From the book of Svillus "Our East Prussia". Volume. 2. Koenigsberg, 1919

“The great uprising of the defeated old Prussians against the Teutonic Knights took place in 1261-1273. The reason for it was the treachery of Vogt Natangiya, who invited many noble Prussians to his castle and ordered them all to be burned alive ...

Herkus Monte in childhood was taken by brothers (order knights) to Magdeburg, where he was brought up in the Christian faith and taught the German language ... Upon his return to Prussia, Herkus abandoned this faith and became the worst enemy of the order brothers ... The inhabitants of Natangia elected him their leader and thanks his mind and courage won many victories ... "

Glappo, who possessed remarkable strength and skillfully wielded weapons, was elected leader of one of the detachments of the rebels. On a sacred hill, lost in the depths of the forests of Ermland, he, along with his comrades, swore to fight until not a single knight was left on Prussian soil. They sealed their oath with blood according to the ancient custom of the Prussians.

Under the command of Herkus Monte, the Glappo detachment took part in the siege of the fortresses of Balga and Elbing, and in February 1261 in the siege of Koenigsberg. The city was blocked on all sides, and only along the river could the knights receive reinforcements. It soon came and slightly battered the ranks of the Prussian soldiers, but the siege of the fortress and the city was continued. In fact, there was no city as such. On the Tuwangste hill stood an unfinished stone fortress, surrounded by a high earthen rampart and a deep moat, a little lower, in a ravine along which the Katzbach stream flowed, an order mill and several wooden outbuildings that were burned at the very beginning of the siege. The settlement itself was located to the north of the fortress and was fenced with a high palisade, from which one could see the roofs of buildings and the pointed spire of St. Nicholas Church, which served as a beacon for knightly ships sailing along the Lipce River.

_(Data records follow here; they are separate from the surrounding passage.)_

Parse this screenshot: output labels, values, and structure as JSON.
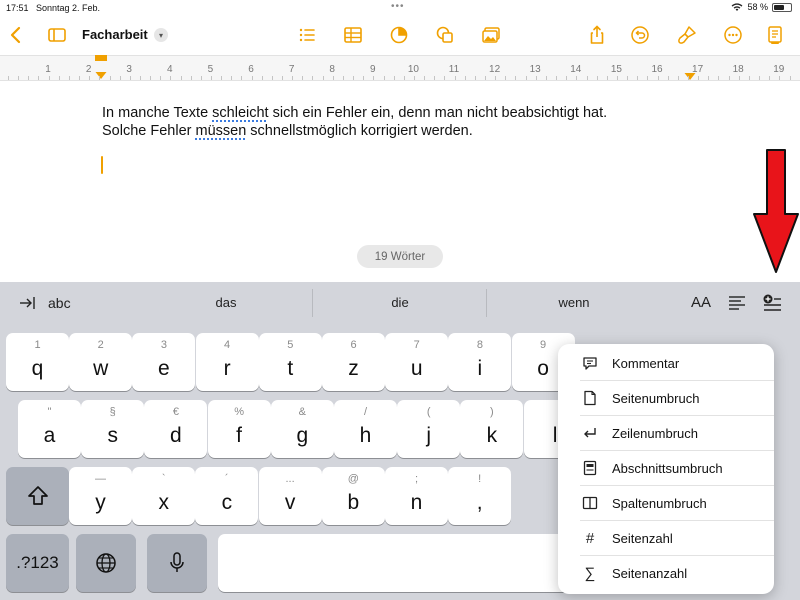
{
  "status_bar": {
    "time": "17:51",
    "date": "Sonntag 2. Feb.",
    "battery": "58 %",
    "battery_level": 0.58
  },
  "toolbar": {
    "title": "Facharbeit",
    "icons": [
      "back-chevron-icon",
      "sidebar-icon",
      "list-icon",
      "table-icon",
      "chart-icon",
      "shapes-icon",
      "media-icon",
      "share-icon",
      "undo-icon",
      "brush-icon",
      "more-icon",
      "document-icon"
    ]
  },
  "ruler": {
    "numbers": [
      "1",
      "2",
      "3",
      "4",
      "5",
      "6",
      "7",
      "8",
      "9",
      "10",
      "11",
      "12",
      "13",
      "14",
      "15",
      "16",
      "17",
      "18",
      "19"
    ]
  },
  "document": {
    "line1_a": "In manche Texte ",
    "line1_b": "schleicht",
    "line1_c": " sich ein Fehler ein, denn man nicht beabsichtigt hat.",
    "line2_a": "Solche Fehler ",
    "line2_b": "müssen",
    "line2_c": " schnellstmöglich korrigiert werden.",
    "word_count": "19 Wörter"
  },
  "suggestions": {
    "left_label": "abc",
    "words": [
      "das",
      "die",
      "wenn"
    ],
    "aa_label": "AA"
  },
  "keyboard": {
    "row1": [
      {
        "secondary": "1",
        "primary": "q"
      },
      {
        "secondary": "2",
        "primary": "w"
      },
      {
        "secondary": "3",
        "primary": "e"
      },
      {
        "secondary": "4",
        "primary": "r"
      },
      {
        "secondary": "5",
        "primary": "t"
      },
      {
        "secondary": "6",
        "primary": "z"
      },
      {
        "secondary": "7",
        "primary": "u"
      },
      {
        "secondary": "8",
        "primary": "i"
      },
      {
        "secondary": "9",
        "primary": "o"
      }
    ],
    "row2": [
      {
        "secondary": "\"",
        "primary": "a"
      },
      {
        "secondary": "§",
        "primary": "s"
      },
      {
        "secondary": "€",
        "primary": "d"
      },
      {
        "secondary": "%",
        "primary": "f"
      },
      {
        "secondary": "&",
        "primary": "g"
      },
      {
        "secondary": "/",
        "primary": "h"
      },
      {
        "secondary": "(",
        "primary": "j"
      },
      {
        "secondary": ")",
        "primary": "k"
      },
      {
        "secondary": "",
        "primary": "l"
      }
    ],
    "row3": [
      {
        "secondary": "—",
        "primary": "y"
      },
      {
        "secondary": "`",
        "primary": "x"
      },
      {
        "secondary": "´",
        "primary": "c"
      },
      {
        "secondary": "...",
        "primary": "v"
      },
      {
        "secondary": "@",
        "primary": "b"
      },
      {
        "secondary": ";",
        "primary": "n"
      },
      {
        "secondary": "!",
        "primary": ","
      }
    ],
    "numbers_key": ".?123"
  },
  "insert_menu": {
    "items": [
      {
        "label": "Kommentar",
        "icon": "comment-icon"
      },
      {
        "label": "Seitenumbruch",
        "icon": "page-icon"
      },
      {
        "label": "Zeilenumbruch",
        "icon": "return-arrow-icon"
      },
      {
        "label": "Abschnittsumbruch",
        "icon": "section-icon"
      },
      {
        "label": "Spaltenumbruch",
        "icon": "columns-icon"
      },
      {
        "label": "Seitenzahl",
        "icon": "hash-icon",
        "glyph": "#"
      },
      {
        "label": "Seitenanzahl",
        "icon": "sigma-icon",
        "glyph": "∑"
      }
    ]
  },
  "colors": {
    "accent": "#F0A000",
    "annotation_arrow": "#E8141A",
    "keyboard_bg": "#D3D5DB"
  }
}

On the western slope of the hill, not far from the place where the “order brothers” mined stones for construction, the construction of a new castle was begun. A powerful wall of huge cobblestones had already grown, which was supposed to serve as the foundation for the Teutonic citadel. Almost at the very ground, two large Teutonic crosses were embedded in its base, shining in the sun with a metallic sheen.

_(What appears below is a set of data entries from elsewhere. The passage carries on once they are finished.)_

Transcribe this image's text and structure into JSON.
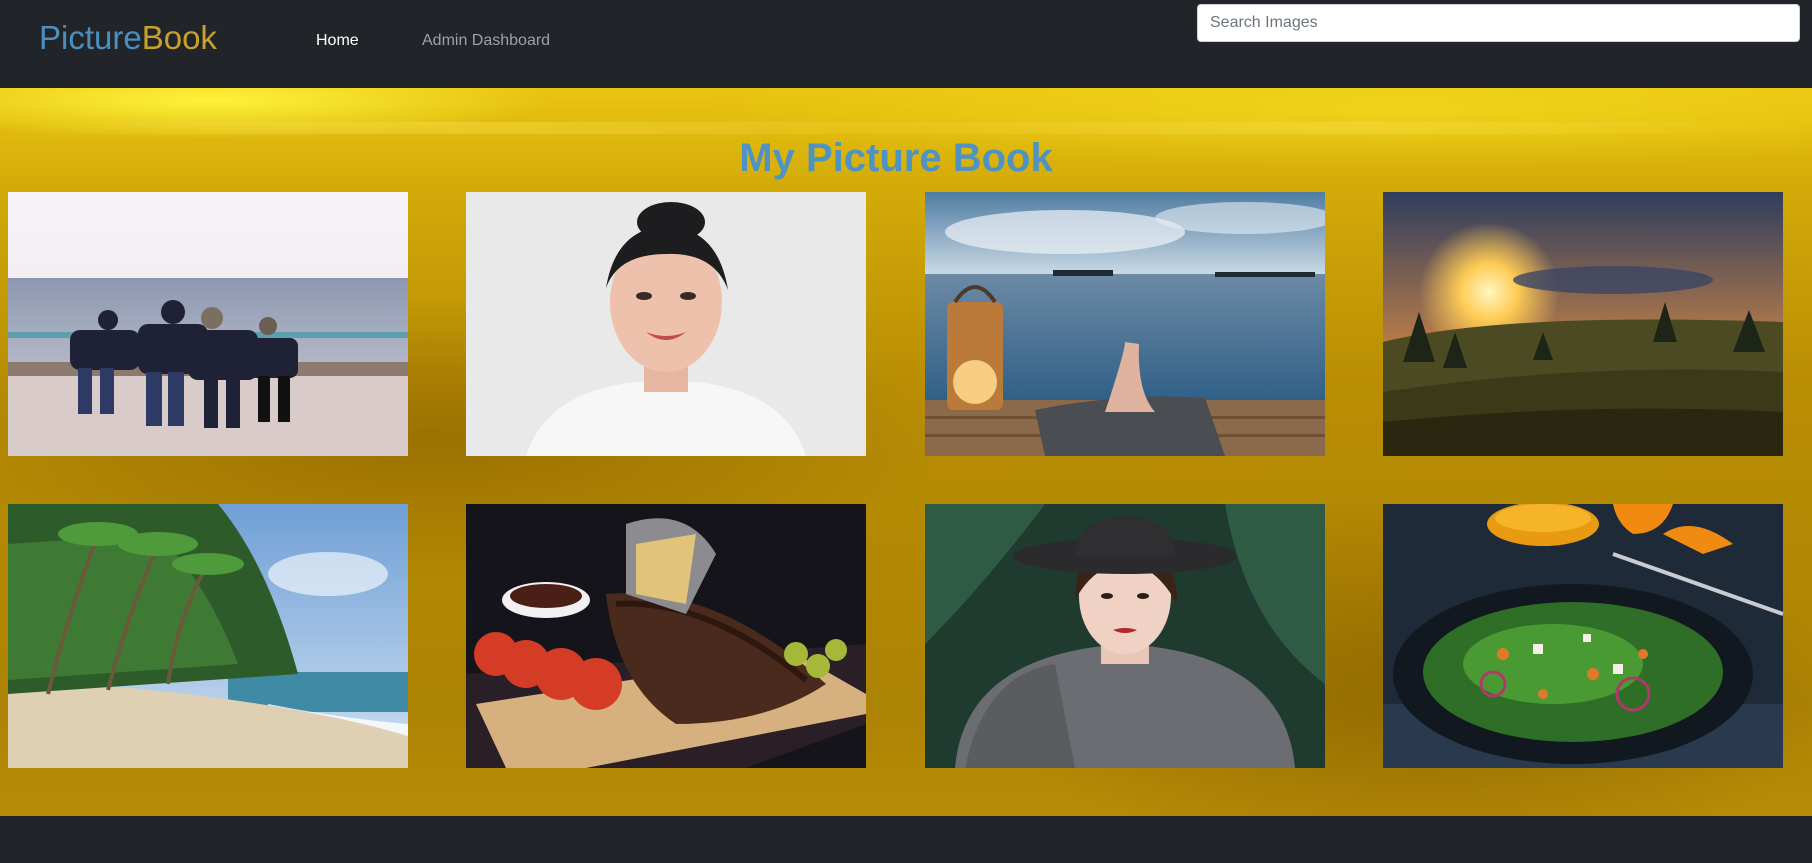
{
  "brand": {
    "part1": "Picture",
    "part2": "Book"
  },
  "nav": {
    "home": "Home",
    "admin": "Admin Dashboard"
  },
  "search": {
    "placeholder": "Search Images"
  },
  "main": {
    "title": "My Picture Book"
  },
  "colors": {
    "brand_blue": "#4a8fc0",
    "brand_gold": "#c6a22c",
    "navbar_bg": "#212529"
  }
}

Findings of archaeologists

From the book of Fritz Gause "History of the city of Königsberg in Prussia". Volume. I. Cologne, 1972

“An ancient fortress… was built on the site of a Prussian fortified settlement on the southeastern side of Tuwangste… It was temporary, as the Order already intended to build a castle on the higher and more extensive southwestern part of Tuwangste. The fortress was surrounded by a five-meter-wide earthen rampart with a strong fence made of forked tree trunks... It ran along the edge of the moat... On a relatively small area enclosed by a wooden fence, towered castle structures made of logs and half-timbered structures...”

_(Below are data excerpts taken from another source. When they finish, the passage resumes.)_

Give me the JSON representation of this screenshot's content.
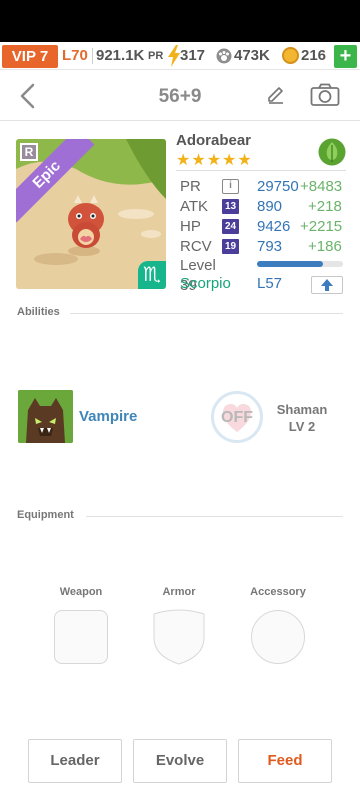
{
  "topbar": {
    "vip": "VIP 7",
    "level": "L70",
    "power": "921.1K",
    "power_label": "PR",
    "energy": "317",
    "paws": "473K",
    "coins": "216",
    "add_label": "+"
  },
  "nav": {
    "title": "56+9"
  },
  "pet": {
    "name": "Adorabear",
    "stars": "★★★★★",
    "rarity": "Epic",
    "rarity_badge": "R",
    "zodiac_symbol": "♏",
    "element": "leaf-icon",
    "stats": {
      "pr_label": "PR",
      "pr_value": "29750",
      "pr_bonus": "+8483",
      "pr_icon": "i",
      "atk_label": "ATK",
      "atk_rank": "13",
      "atk_value": "890",
      "atk_bonus": "+218",
      "hp_label": "HP",
      "hp_rank": "24",
      "hp_value": "9426",
      "hp_bonus": "+2215",
      "rcv_label": "RCV",
      "rcv_rank": "19",
      "rcv_value": "793",
      "rcv_bonus": "+186"
    },
    "level_label": "Level 39",
    "level_progress": 0.77,
    "zodiac_name": "Scorpio",
    "zodiac_level": "L57"
  },
  "abilities": {
    "section_label": "Abilities",
    "ability_name": "Vampire",
    "skill_state": "OFF",
    "skill_name_line1": "Shaman",
    "skill_name_line2": "LV 2"
  },
  "equipment": {
    "section_label": "Equipment",
    "weapon_label": "Weapon",
    "armor_label": "Armor",
    "accessory_label": "Accessory"
  },
  "actions": {
    "leader": "Leader",
    "evolve": "Evolve",
    "feed": "Feed"
  },
  "colors": {
    "vip": "#e8652b",
    "accent_blue": "#3374b5",
    "bonus_green": "#6bb36a",
    "zodiac_green": "#17a57b",
    "feed_red": "#e05a1e",
    "epic_purple": "#a06fd6"
  }
}
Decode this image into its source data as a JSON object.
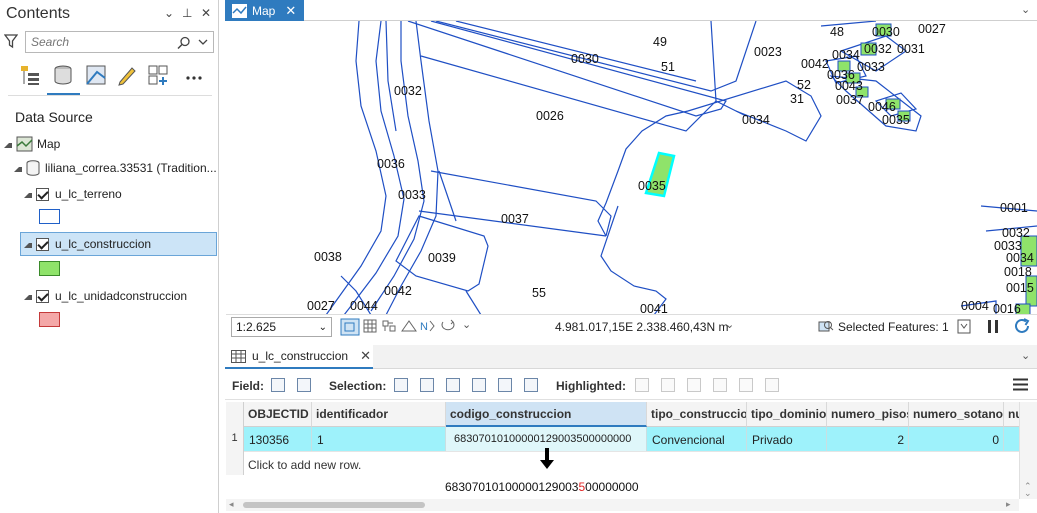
{
  "contents": {
    "title": "Contents",
    "controls": [
      "⌄",
      "⊥",
      "✕"
    ],
    "search_placeholder": "Search",
    "section_title": "Data Source",
    "tree": {
      "map_label": "Map",
      "db_label": "liliana_correa.33531 (Tradition...",
      "layers": [
        {
          "name": "u_lc_terreno",
          "checked": true,
          "fill": "#ffffff",
          "stroke": "#2060c8"
        },
        {
          "name": "u_lc_construccion",
          "checked": true,
          "fill": "#8fe36a",
          "stroke": "#3a8a2a",
          "selected": true
        },
        {
          "name": "u_lc_unidadconstruccion",
          "checked": true,
          "fill": "#f4a8a8",
          "stroke": "#c43a3a"
        }
      ]
    }
  },
  "map": {
    "tab_label": "Map",
    "parcel_labels": [
      "49",
      "0023",
      "0030",
      "51",
      "0042",
      "52",
      "31",
      "0032",
      "0026",
      "0034",
      "0035",
      "0036",
      "0033",
      "0037",
      "0038",
      "0039",
      "0042",
      "55",
      "0027",
      "0044",
      "0041",
      "48",
      "0034",
      "0032",
      "0031",
      "0036",
      "0043",
      "0037",
      "0033",
      "0046",
      "0035",
      "0030",
      "0027",
      "0001",
      "0032",
      "0033",
      "0034",
      "0018",
      "0015",
      "0004",
      "0016"
    ],
    "scale": "1:2.625",
    "coordinates": "4.981.017,15E 2.338.460,43N m",
    "selected_features": "Selected Features: 1",
    "colors": {
      "parcel": "#1f4fc4",
      "building_fill": "#8fe36a",
      "selection": "#00ffff"
    }
  },
  "table": {
    "tab_label": "u_lc_construccion",
    "toolbar": {
      "field_label": "Field:",
      "selection_label": "Selection:",
      "highlighted_label": "Highlighted:"
    },
    "columns": [
      "OBJECTID *",
      "identificador",
      "codigo_construccion",
      "tipo_construccion",
      "tipo_dominio",
      "numero_pisos",
      "numero_sotanos",
      "nu"
    ],
    "rows": [
      {
        "row_num": "1",
        "cells": [
          "130356",
          "1",
          "68307010100000129003500000000",
          "Convencional",
          "Privado",
          "2",
          "0",
          ""
        ]
      }
    ],
    "new_row_text": "Click to add new row.",
    "annotation": {
      "prefix": "68307010100000129003",
      "highlight": "5",
      "suffix": "00000000",
      "highlight_color": "#e02020"
    }
  }
}
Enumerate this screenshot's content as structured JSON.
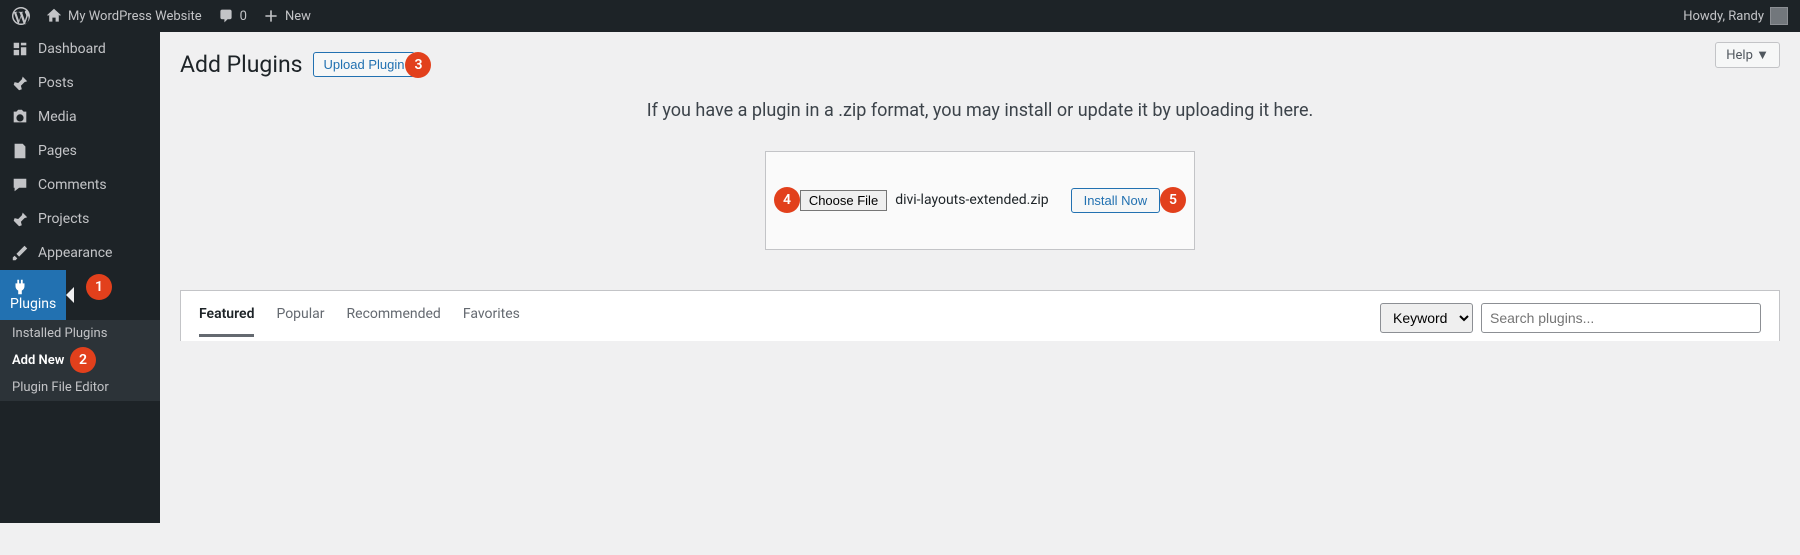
{
  "adminbar": {
    "site_name": "My WordPress Website",
    "comments": "0",
    "new_label": "New",
    "greeting": "Howdy, Randy"
  },
  "sidebar": {
    "items": [
      {
        "label": "Dashboard"
      },
      {
        "label": "Posts"
      },
      {
        "label": "Media"
      },
      {
        "label": "Pages"
      },
      {
        "label": "Comments"
      },
      {
        "label": "Projects"
      },
      {
        "label": "Appearance"
      },
      {
        "label": "Plugins"
      }
    ],
    "submenu": [
      {
        "label": "Installed Plugins"
      },
      {
        "label": "Add New"
      },
      {
        "label": "Plugin File Editor"
      }
    ]
  },
  "page": {
    "help": "Help",
    "title": "Add Plugins",
    "upload_button": "Upload Plugin",
    "upload_message": "If you have a plugin in a .zip format, you may install or update it by uploading it here.",
    "choose_file": "Choose File",
    "file_name": "divi-layouts-extended.zip",
    "install_now": "Install Now"
  },
  "filter": {
    "tabs": [
      "Featured",
      "Popular",
      "Recommended",
      "Favorites"
    ],
    "search_type": "Keyword",
    "search_placeholder": "Search plugins..."
  },
  "badges": [
    "1",
    "2",
    "3",
    "4",
    "5"
  ]
}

The Prussians shelled the fortress and the city, bombarded it with lit arrows, causing numerous fires, but could not overcome the stubbornness of the defenders. Glappo remembered with what frenzy the knights suppressed all attempts by the Prussians to cut off the city and fortress from the river and thereby deprive them of the opportunity to receive reinforcements from outside. At first, the Prussians seemed to have found the right solution: they blocked the river with their small boats, anchored. Their warriors peered into the distance, ready to warn of the approach of the crusaders. And yet the knights outwitted them. At night, when darkness fell to the ground and shrouded the river in thick darkness, a detachment from Königsberg silently approached the boats, consisting of Germans and Prussian traitors who had gone over to their service. Not expecting an attack from the rear, the Prussians were taken by surprise.

Now this place is the empty bulk of the former House of Soviets, fountains, lawns and shopping pavilions on the Central Square of Kaliningrad.

During the Teutonic Order, the Pregolya River was called Skara, and then Liptsey. Only later did it begin to be called Pregora, or Prigora, and, finally, Pregel.